Based upon the nature of the violations identified at the firm, the FDA strongly recommended engaging a consultant, qualified as set forth in 21 CFR 211.34, to assist in meeting CGMP requirements. (Source)
Magellan Diagnostics, Inc.
During an inspection of Magellan Diagnostics, Inc., investigators from the United States FDA discovered violations at the firm which manufactures the LeadCare Blood Lead Testing System, the LeadCare II Blood Lead Testing System, the LeadCare Ultra Blood Lead Testing System, and the LeadCare Plus Blood Lead Testing System (collectively, the “LeadCare Systems”). Under section 201(h) of the Federal Food, Drug, and Cosmetic Act (the Act), 21 U.S.C. § 321(h), these products are devices because they are intended for use in the diagnosis of disease or other conditions or in the cure, mitigation, treatment, or prevention of disease, or to affect the structure or any function of the body.

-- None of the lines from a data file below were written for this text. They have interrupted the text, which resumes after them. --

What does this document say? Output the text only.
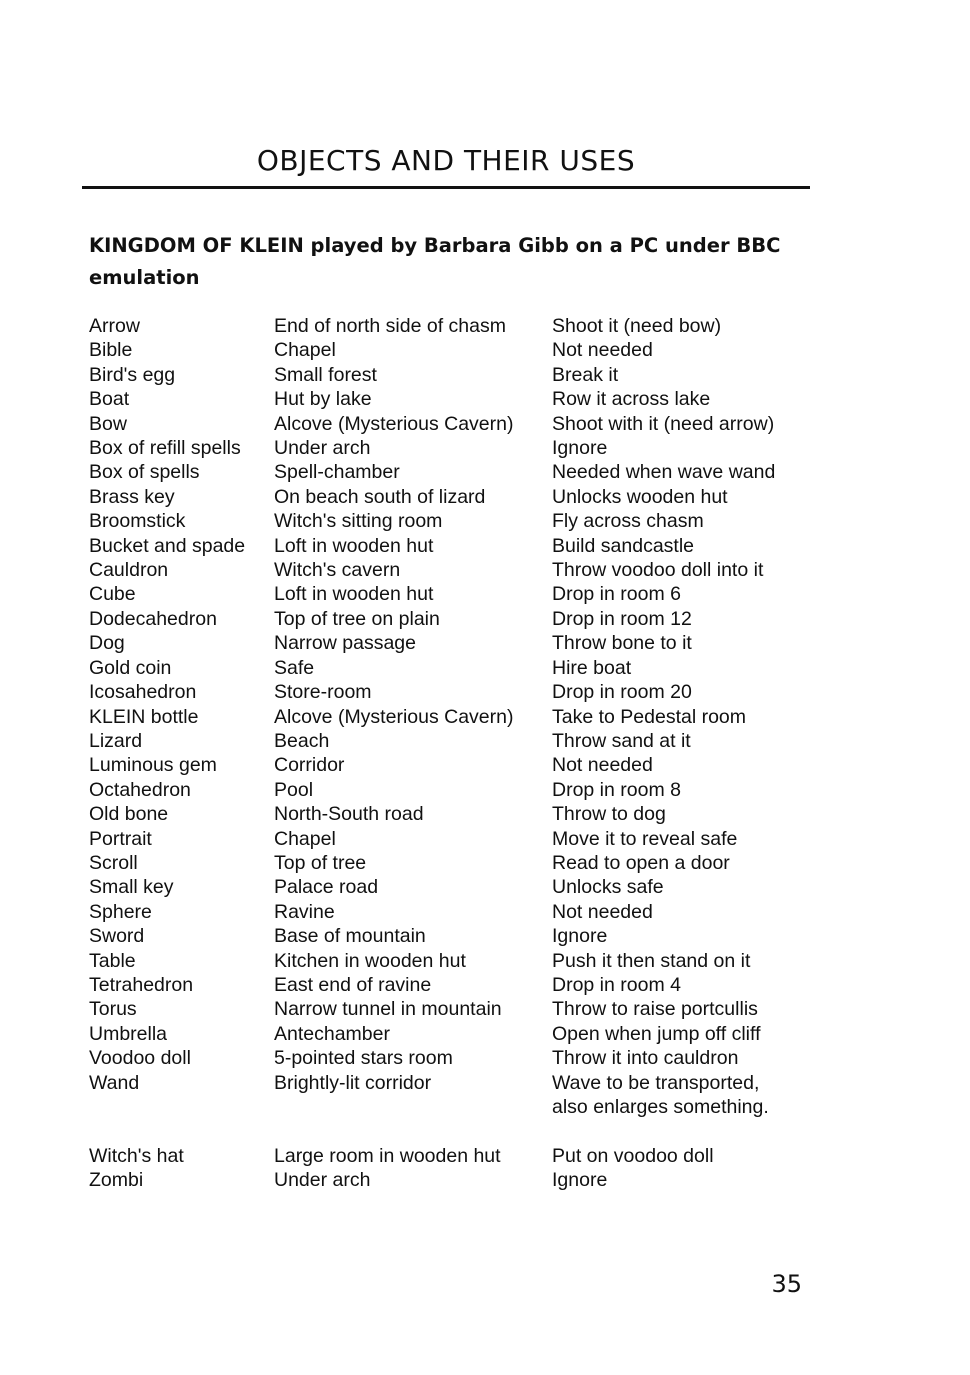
OBJECTS AND THEIR USES
KINGDOM OF KLEIN played by Barbara Gibb on a PC under BBC emulation
Arrow	End of north side of chasm	Shoot it (need bow)
Bible	Chapel	Not needed
Bird's egg	Small forest	Break it
Boat	Hut by lake	Row it across lake
Bow	Alcove (Mysterious Cavern)	Shoot with it (need arrow)
Box of refill spells	Under arch	Ignore
Box of spells	Spell-chamber	Needed when wave wand
Brass key	On beach south of lizard	Unlocks wooden hut
Broomstick	Witch's sitting room	Fly across chasm
Bucket and spade	Loft in wooden hut	Build sandcastle
Cauldron	Witch's cavern	Throw voodoo doll into it
Cube	Loft in wooden hut	Drop in room 6
Dodecahedron	Top of tree on plain	Drop in room 12
Dog	Narrow passage	Throw bone to it
Gold coin	Safe	Hire boat
Icosahedron	Store-room	Drop in room 20
KLEIN bottle	Alcove (Mysterious Cavern)	Take to Pedestal room
Lizard	Beach	Throw sand at it
Luminous gem	Corridor	Not needed
Octahedron	Pool	Drop in room 8
Old bone	North-South road	Throw to dog
Portrait	Chapel	Move it to reveal safe
Scroll	Top of tree	Read to open a door
Small key	Palace road	Unlocks safe
Sphere	Ravine	Not needed
Sword	Base of mountain	Ignore
Table	Kitchen in wooden hut	Push it then stand on it
Tetrahedron	East end of ravine	Drop in room 4
Torus	Narrow tunnel in mountain	Throw to raise portcullis
Umbrella	Antechamber	Open when jump off cliff
Voodoo doll	5-pointed stars room	Throw it into cauldron
Wand	Brightly-lit corridor	Wave to be transported,
		also enlarges something.

Witch's hat	Large room in wooden hut	Put on voodoo doll
Zombi	Under arch	Ignore
35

The inspection revealed that the firm’s LeadCare II and LeadCare Ultra Systems are adulterated under section 501(f)(1)(B) of the Act, 21 U.S.C. § 351(f)(1)(B), because the firm does not have an approved application for premarket approval (PMA) in effect pursuant to section 515(a) of the Act, 21 U.S.C. § 360e(a), (b)(4). The LeadCare II and LeadCare Ultra Systems are also misbranded under section 502(o) the Act, 21 U.S.C. § 352(o), because the firm did not notify the agency of its intent to introduce these devices into commercial distribution, in that a notice or other information respecting the modifications to each of these devices was not provided to FDA, as required by section 510(k) of the Act, 21 U.S.C. § 360(k), and 21 CFR 807.81(a)(3). Specifically,
1. The firm made significant labeling and design changes to the LeadCare II System after FDA’s clearance of that device on October 6, 2005.

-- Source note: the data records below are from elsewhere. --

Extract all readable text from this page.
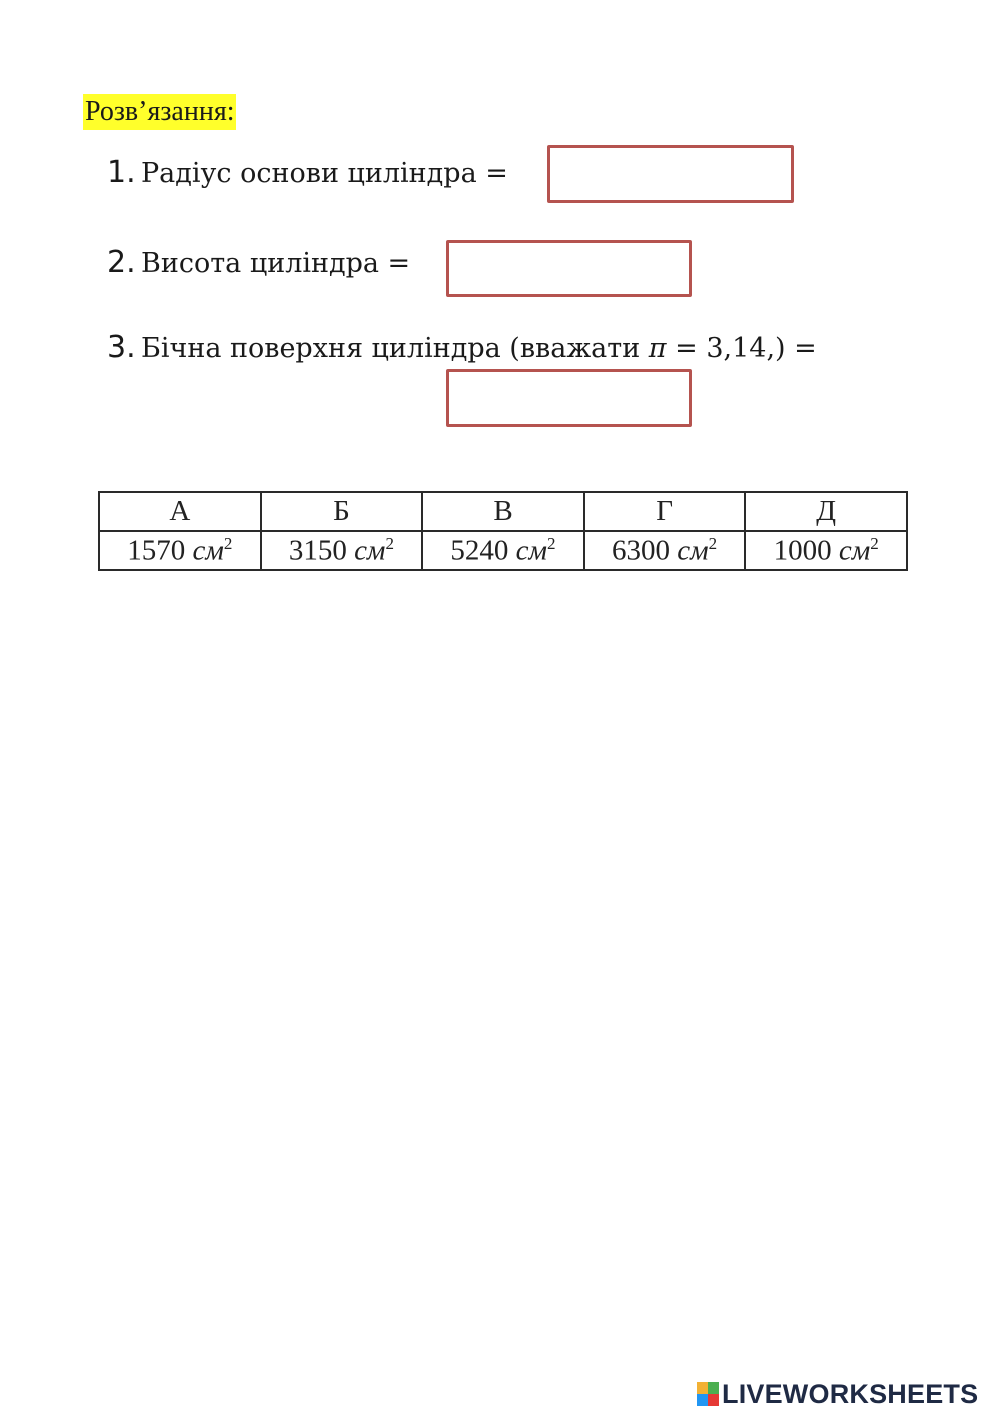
Розв’язання:
1. Радіус основи циліндра =
2. Висота циліндра =
3. Бічна поверхня циліндра (вважати π = 3,14,) =
А	Б	В	Г	Д
1570 $см^2$	3150 $см^2$	5240 $см^2$	6300 $см^2$	1000 $см^2$
LIVEWORKSHEETS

2. The firm made significant labeling and design changes to the LeadCare Ultra System after FDA’s clearance of that device on August 20, 2013.
For a device requiring premarket approval, the notification required by section 510(k) is deemed satisfied when a PMA is pending before the agency. It was also noted that, during the time the 510(k) for the LeadCare Plus System was pending, the firm added to the proposed labeling an instruction that users implement a minimum 24-hour incubation time for the blood-treatment reagent mixture prior to analysis. While the firm submitted proposed labeling to FDA that reflected this change, the firm described revisions made to the proposed labeling as “minor updates” and did not update the 510(k) submission to explain the significance of this change.
This inspection also revealed that your firm’s LeadCare Systems are adulterated within the meaning of section 501(h) of the Act, 21 U.S.C. § 351(h), in that the methods used in, or the facilities or controls used for, their manufacture, packing, storage, or installation are not in conformity with the current good manufacturing practice requirements of the Quality System regulation found at 21 CFR Part 820. (Source)
One of the common themes of these warning letters is the FDA recommends that many of the companies cited work with consultants to help them rectify the violations noted by the FDA. Consultants come armed with information and recommendations for solutions that are both cost- and time-efficient.
Consultants can be helpful in more than just remediation situations but can also help you identify and resolve possible violations before the FDA becomes involved. By learning from the mistakes of your industry peers and implementing change in advance of a formal warning letter or FDA 483 you can help create a culture of continuous quality within your organization.